De plus, une variante du malware SpawnSloth, nommée liblogblock.so, est intégrée à RESURGE et sert à altérer les journaux pour masquer les activités malveillantes. Un autre composant, dsmain, est un script d’extraction du noyau qui permet de déchiffrer, modifier et ré-chiffrer les images du firmware coreboot, assurant ainsi une persistance au niveau du démarrage.

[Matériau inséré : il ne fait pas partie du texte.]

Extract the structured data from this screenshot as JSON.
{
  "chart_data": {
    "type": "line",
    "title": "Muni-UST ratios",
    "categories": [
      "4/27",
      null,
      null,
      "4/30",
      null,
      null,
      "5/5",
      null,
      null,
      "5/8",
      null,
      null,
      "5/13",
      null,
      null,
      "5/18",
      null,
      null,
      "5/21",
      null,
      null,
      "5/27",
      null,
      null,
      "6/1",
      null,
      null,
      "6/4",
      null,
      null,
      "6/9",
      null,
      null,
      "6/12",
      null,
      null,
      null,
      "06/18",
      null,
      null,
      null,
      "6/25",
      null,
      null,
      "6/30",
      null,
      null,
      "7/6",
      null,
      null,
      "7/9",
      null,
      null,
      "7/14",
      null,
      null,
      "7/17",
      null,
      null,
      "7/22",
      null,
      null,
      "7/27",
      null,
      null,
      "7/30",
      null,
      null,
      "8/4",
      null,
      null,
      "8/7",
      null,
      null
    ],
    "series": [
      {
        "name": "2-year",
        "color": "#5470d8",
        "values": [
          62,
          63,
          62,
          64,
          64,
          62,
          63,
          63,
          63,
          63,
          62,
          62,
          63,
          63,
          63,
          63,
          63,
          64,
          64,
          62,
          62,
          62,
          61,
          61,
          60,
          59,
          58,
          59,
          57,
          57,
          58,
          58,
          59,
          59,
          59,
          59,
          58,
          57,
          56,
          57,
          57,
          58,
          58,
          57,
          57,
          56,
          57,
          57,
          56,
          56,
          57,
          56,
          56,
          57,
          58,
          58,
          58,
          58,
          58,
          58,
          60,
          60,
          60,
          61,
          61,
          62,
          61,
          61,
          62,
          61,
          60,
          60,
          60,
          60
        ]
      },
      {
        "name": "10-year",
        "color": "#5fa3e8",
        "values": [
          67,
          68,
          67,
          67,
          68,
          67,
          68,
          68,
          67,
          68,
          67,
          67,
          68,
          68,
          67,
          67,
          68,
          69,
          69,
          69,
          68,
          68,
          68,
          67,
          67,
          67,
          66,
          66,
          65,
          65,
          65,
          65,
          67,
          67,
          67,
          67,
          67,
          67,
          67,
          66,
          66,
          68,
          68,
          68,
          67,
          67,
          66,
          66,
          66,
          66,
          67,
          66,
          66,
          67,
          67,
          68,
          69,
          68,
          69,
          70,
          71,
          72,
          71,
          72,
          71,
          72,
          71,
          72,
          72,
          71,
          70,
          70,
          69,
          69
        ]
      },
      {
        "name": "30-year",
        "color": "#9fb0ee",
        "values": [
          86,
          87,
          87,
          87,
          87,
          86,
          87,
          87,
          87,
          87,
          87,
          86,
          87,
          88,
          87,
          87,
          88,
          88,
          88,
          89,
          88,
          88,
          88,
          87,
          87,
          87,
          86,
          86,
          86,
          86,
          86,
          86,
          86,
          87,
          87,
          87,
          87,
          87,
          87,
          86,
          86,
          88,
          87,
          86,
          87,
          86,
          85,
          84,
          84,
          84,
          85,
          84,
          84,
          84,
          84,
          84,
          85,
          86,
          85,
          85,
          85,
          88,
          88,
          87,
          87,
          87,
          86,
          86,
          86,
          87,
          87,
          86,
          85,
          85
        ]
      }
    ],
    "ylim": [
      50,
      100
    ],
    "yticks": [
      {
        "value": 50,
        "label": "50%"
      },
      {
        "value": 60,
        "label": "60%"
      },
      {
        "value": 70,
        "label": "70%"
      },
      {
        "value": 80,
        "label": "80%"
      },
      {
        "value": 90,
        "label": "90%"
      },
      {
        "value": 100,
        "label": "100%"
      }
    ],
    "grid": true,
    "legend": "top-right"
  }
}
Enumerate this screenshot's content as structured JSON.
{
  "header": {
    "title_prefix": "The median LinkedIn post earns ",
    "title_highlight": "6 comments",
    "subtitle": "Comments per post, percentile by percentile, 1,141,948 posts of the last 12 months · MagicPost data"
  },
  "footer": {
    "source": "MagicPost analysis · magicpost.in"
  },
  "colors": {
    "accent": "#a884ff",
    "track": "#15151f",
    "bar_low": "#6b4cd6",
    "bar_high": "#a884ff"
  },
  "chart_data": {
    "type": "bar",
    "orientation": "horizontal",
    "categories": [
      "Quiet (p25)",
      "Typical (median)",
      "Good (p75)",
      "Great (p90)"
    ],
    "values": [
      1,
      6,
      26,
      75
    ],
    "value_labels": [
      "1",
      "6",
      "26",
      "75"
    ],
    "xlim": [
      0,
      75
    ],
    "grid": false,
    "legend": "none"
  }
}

CISA souligne que RESURGE peut rester dormant et indétecté sur les appareils Ivanti Connect Secure, constituant ainsi une menace active.

Points clés :

  • Nature du malware : Implant malveillant sophistiqué capable de rester dormant.
  • Cible : Appareils Ivanti Connect Secure.
  • Mécanisme d’attaque : Exploitation de la vulnérabilité zero-day CVE-2025-0282.
  • Techniques d’évasion : Passivement dormant, évasion réseau, utilisation de faux certificats, impersonation de trafic légitime.
  • Capacités : Persistance après redémarrage, création de webshells, vol d’identifiants, création de comptes, réinitialisation de mots de passe, escalade de privilèges, altération des journaux, persistance au niveau du démarrage.
  • Attribution : Lié à un acteur malveillant chinois (UNC5221).

Vulnérabilités :

  • CVE-2025-0282 : La vulnérabilité zero-day exploitée pour l’intrusion initiale.

Recommandations :

  • Utiliser les indicateurs de compromission (IoCs) mis à jour par la CISA pour détecter les infections dormantes par RESURGE.
  • Procéder à la suppression du malware des appareils Ivanti compromis.